On 3/31/21 11:33 AM, Wes wrote:
> On 3/30/2021 4:33 PM, Lux, Jim wrote:
>> On 3/30/21 2:56 PM, Wes wrote:
>>> You would know better than I, but I was thinking of physical size; 
>>> 100m v. 70m.
>>>
>>> Obviously a BIG difference in TX power.
>>>
>>> Wes
>>
>>
>> It's all about EIRP, baby.
>>
>> I know they're talking about half a megawatt for GB, but I don't see 
>> it happening. They've spent so much time making it "radio quiet", 
>> putting a big honkin transmitter there seems odd.   Just think, a 
>> return loss from the feed of -30dB (which is pretty good) is good 
>> fraction of a kilowatt. 
>
>
> But AFAIK the system is bistatic (pseudo-monostatic) so there's no 
> local receiver to be subjected to transmitter leakage.  We worried 
> about leakage in the pulse doppler radars I'm familiar with; AMRAAM 
> and Phoenix missiles, but even they were bistatic for most of their 
> flights, tracking off the aircraft fire control radar which had 
> significantly higher ERP.  Only when close to the targets did they go 
> active. 

In the airborne radar environment, typically the other receivers already 
are designed to take a fairly high signal without damage (after all, you 
get painted by someone else's radar).  They may have a limiter on the 
input (there are low capacitance back to back schottky diodes for this), 
and you accept the loss in signal or raised noise floor from the 
protection circuit

But for radio astronomy, they don't want to give up anything - these 
receivers have noise temperatures in single digit K and they are 
optimized for "small signal" performance.

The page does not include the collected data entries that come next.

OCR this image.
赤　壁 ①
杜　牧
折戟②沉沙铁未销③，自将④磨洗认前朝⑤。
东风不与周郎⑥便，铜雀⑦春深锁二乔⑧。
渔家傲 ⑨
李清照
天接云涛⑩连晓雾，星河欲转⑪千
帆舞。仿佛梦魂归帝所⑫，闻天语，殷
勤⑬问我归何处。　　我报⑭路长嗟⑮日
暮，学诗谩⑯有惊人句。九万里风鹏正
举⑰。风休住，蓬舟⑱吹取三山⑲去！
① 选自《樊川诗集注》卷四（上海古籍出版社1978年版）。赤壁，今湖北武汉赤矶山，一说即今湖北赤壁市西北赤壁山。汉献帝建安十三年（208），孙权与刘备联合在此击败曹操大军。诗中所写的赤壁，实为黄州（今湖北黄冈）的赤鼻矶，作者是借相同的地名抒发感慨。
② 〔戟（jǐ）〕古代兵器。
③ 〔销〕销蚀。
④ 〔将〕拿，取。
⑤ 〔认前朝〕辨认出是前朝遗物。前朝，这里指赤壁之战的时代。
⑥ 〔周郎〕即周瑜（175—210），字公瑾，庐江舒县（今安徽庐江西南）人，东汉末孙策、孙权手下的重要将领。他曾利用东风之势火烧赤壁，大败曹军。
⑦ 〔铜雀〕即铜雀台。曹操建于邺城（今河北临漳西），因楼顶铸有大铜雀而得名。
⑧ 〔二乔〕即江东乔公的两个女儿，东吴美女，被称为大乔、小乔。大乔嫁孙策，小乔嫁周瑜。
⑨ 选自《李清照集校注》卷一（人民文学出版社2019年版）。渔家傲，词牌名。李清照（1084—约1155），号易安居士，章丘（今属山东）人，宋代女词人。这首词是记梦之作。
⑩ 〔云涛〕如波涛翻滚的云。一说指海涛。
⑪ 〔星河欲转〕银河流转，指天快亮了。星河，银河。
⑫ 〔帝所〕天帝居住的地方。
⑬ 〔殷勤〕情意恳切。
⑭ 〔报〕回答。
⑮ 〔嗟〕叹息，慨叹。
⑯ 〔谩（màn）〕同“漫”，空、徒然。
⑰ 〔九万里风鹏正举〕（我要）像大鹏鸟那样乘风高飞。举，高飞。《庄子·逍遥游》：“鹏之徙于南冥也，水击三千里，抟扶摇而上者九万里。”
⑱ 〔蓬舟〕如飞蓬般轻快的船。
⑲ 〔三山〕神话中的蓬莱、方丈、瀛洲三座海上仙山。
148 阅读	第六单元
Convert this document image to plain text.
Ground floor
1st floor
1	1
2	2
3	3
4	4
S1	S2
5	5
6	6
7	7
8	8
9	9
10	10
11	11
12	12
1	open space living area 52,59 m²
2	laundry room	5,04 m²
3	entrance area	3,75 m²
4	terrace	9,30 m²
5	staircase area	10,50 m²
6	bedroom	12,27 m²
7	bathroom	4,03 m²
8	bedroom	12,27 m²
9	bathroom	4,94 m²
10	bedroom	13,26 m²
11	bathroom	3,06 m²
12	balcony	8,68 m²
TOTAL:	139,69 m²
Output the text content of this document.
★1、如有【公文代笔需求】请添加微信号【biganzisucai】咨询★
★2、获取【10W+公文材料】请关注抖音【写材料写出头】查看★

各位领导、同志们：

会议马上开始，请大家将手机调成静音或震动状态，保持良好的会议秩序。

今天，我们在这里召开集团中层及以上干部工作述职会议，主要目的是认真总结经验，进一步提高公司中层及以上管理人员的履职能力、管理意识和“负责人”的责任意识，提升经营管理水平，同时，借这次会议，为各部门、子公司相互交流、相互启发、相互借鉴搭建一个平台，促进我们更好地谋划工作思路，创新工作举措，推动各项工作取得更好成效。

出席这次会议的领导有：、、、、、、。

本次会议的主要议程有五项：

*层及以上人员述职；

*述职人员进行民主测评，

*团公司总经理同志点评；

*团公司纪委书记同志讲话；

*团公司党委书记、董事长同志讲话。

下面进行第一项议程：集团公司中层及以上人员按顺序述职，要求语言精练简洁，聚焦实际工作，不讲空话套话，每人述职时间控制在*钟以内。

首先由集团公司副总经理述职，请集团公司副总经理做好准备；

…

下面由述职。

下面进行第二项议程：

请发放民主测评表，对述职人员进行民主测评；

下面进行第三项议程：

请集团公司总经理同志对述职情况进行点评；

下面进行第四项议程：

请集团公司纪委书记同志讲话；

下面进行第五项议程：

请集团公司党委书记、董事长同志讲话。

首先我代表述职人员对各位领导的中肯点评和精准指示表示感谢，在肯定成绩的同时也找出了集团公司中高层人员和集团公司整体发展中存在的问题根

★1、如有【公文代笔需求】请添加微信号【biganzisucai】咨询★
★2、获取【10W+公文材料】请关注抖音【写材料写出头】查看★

All those wideband cryogenic receivers for other frequencies are what 
people would be nervous about. There are other receivers at GB, not on 
the 100m GBT, too. You'd worry about a stray reflection from some 
structural member shooting a few hundred watts toward your sensitive 
radiometer which burns out at femtowatts or something like that.  The 
feed would be designed with some illumination taper, so there's still 
going to be spillover and scattering. If the taper is -17dB, the power 
density at the *edge* of the aperture is down 17 dB from the center. 
100m is about 7800 square meters, so the average power density with a 
500 kW transmitter is about 63 W/square meter. That's a pretty big power 
density.

http://www.naic.edu/~astro/sdss5/talks/ReceiverSystem.pdf

In some ways it's like high power laser labs. It's not the direct beam 
you worry about - nobody is going to put their hand in the beam path. 
It's the stray reflection when something gets bumped and falls across 
the optical bench and reflects a stray beam at 0.01% power into your eyes.